Изменить размер шрифта - +
 — Дошло?

— Да. Шекспир же гений.

У Анны Ефимовны имелся градусник. Она смерила мне температуру и уложила меня спать.

Женщины спали тихо. А я долго не могла уснуть. За стенами выли овчарки и лязгали цепями. Мне надо было выйти из барака на воздух, но здесь не выходили, как в тюрьме. В углу стояла параша… Утром Валериан Викентьевич забрал меня в больницу.

Маруся Шатревич, навестившая меня в больнице, рассказала, что Решетняка очень рассердило, что меня поместили в больницу.

— Пусть хоть в больницу, хоть за больницу, — ворчал он, — все время не продержат там, сгною ее «подконвойкой».

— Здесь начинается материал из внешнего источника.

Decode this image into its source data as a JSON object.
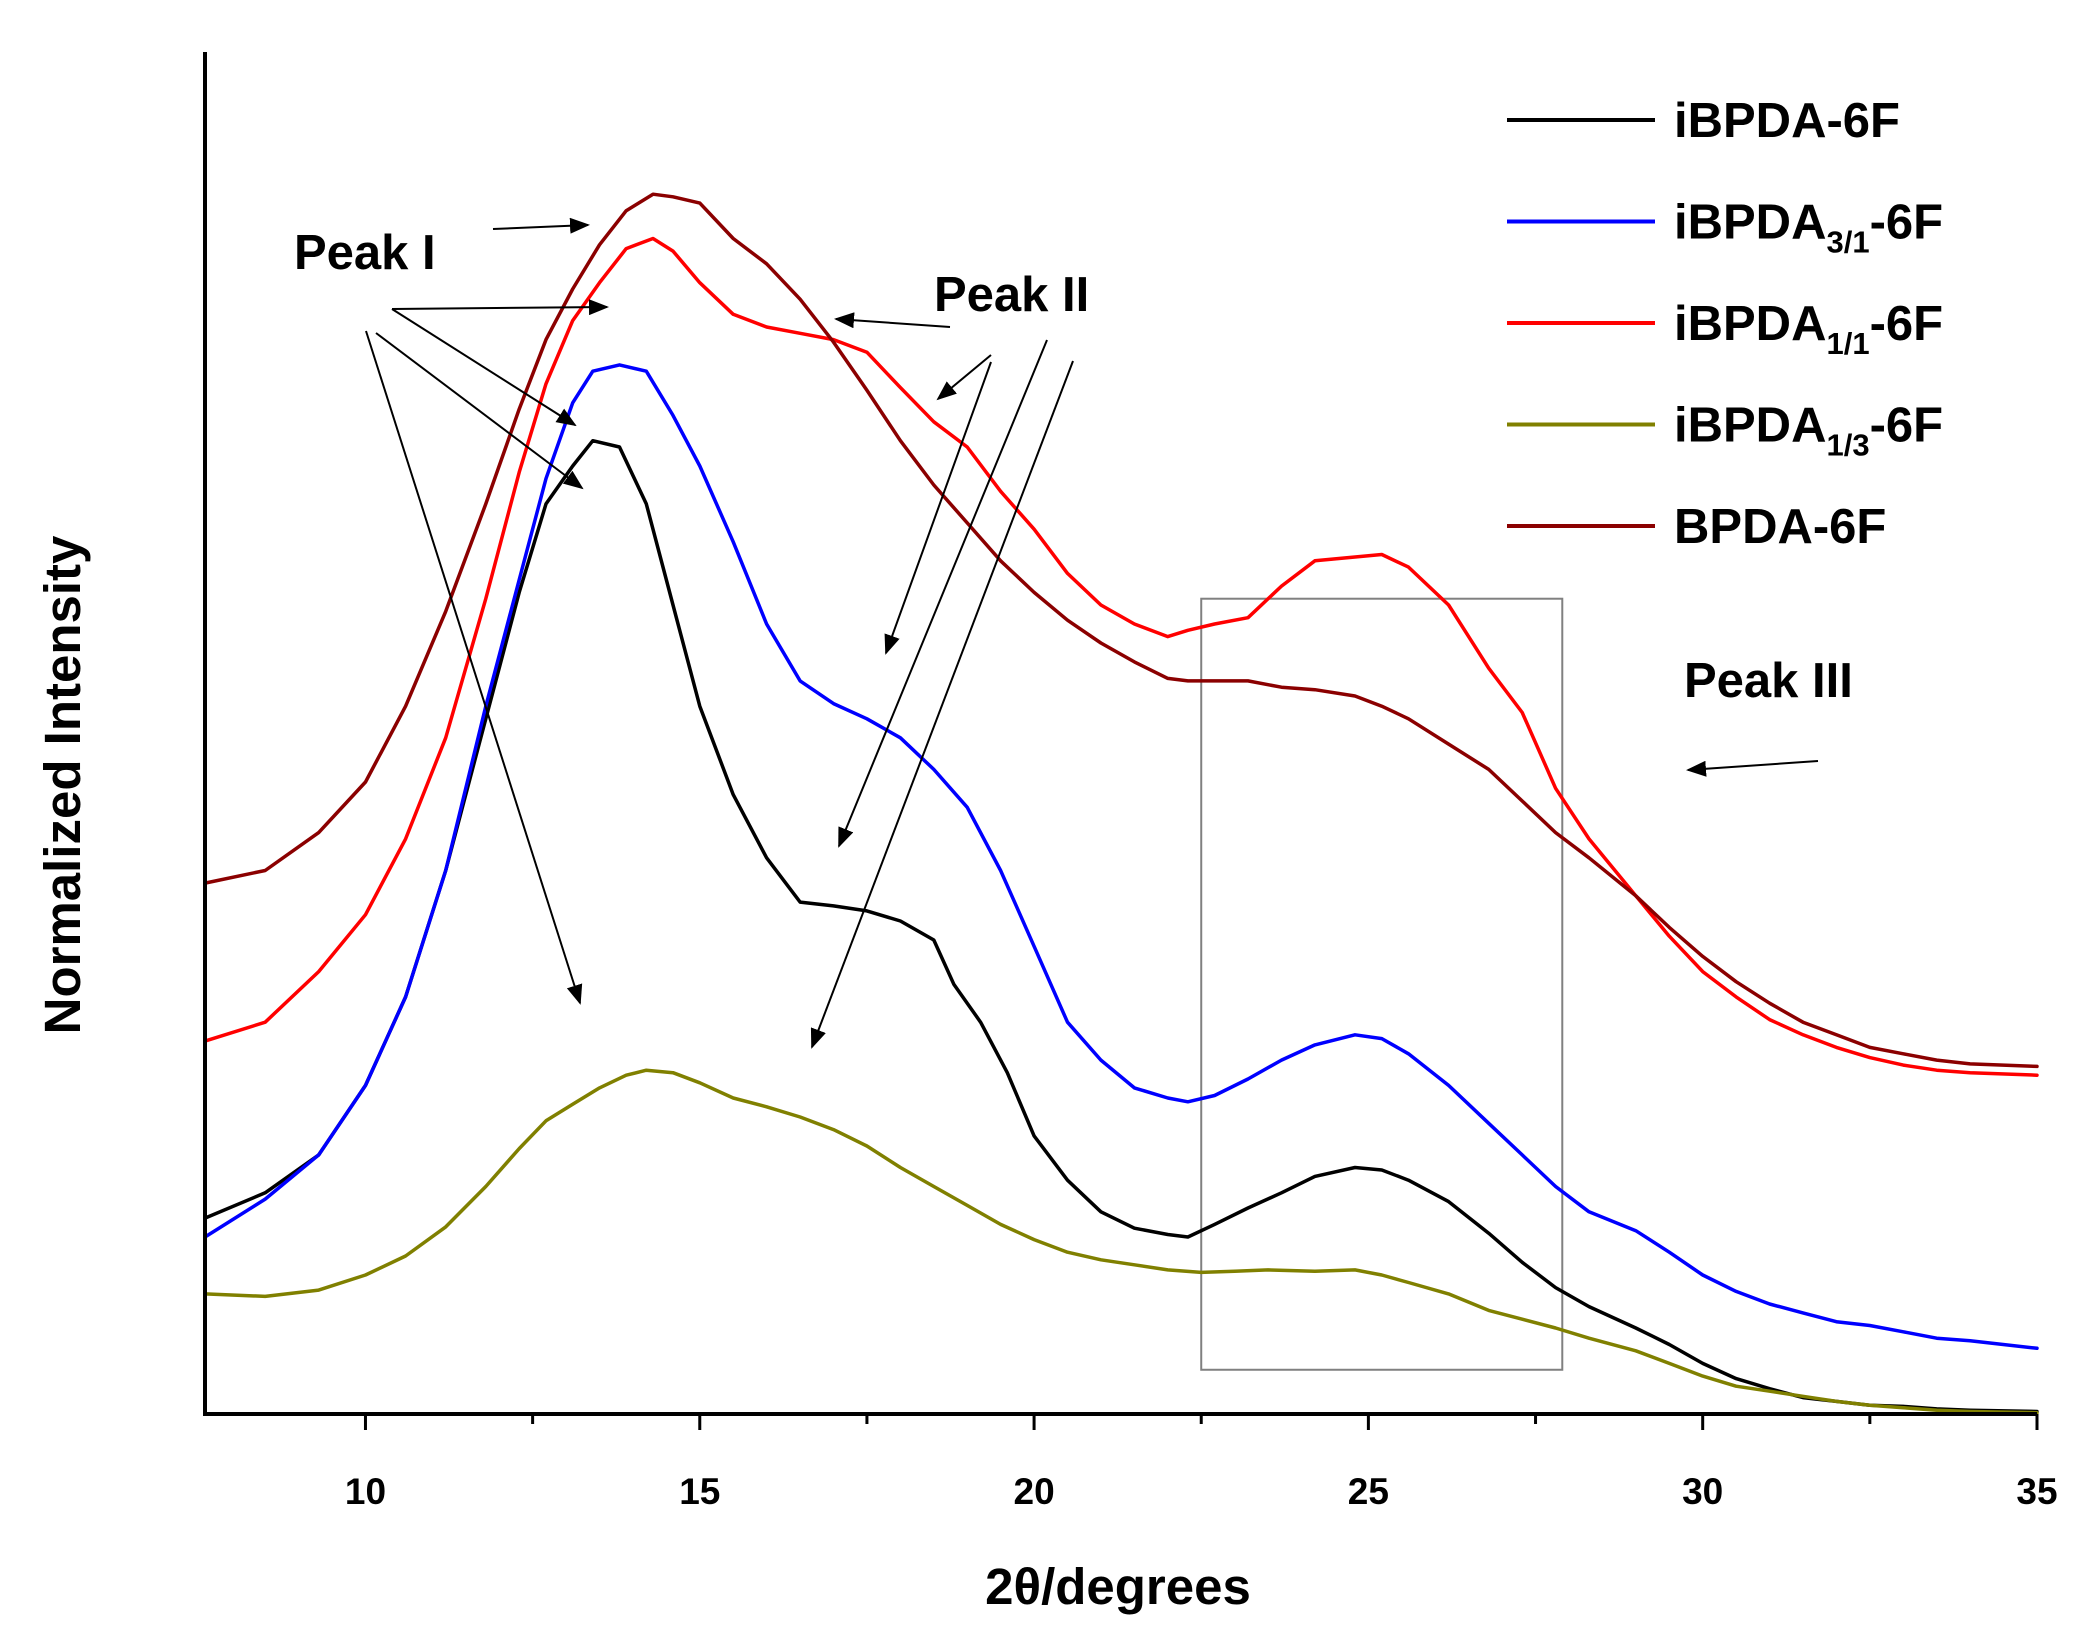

Заболела я серьезно. Валериан Викентьевич удивлялся, как это я одна ухитрилась подцепить такую тяжелую форму тропической малярии.

Приступы начинались каждое утро со страшнейшего мучительного озноба, затем быстро поднималась температура и держалась двадцать два часа. Почти все это время температура была одна и та же, 41,3 градуса. И это каждый день. И только два часа отдыха.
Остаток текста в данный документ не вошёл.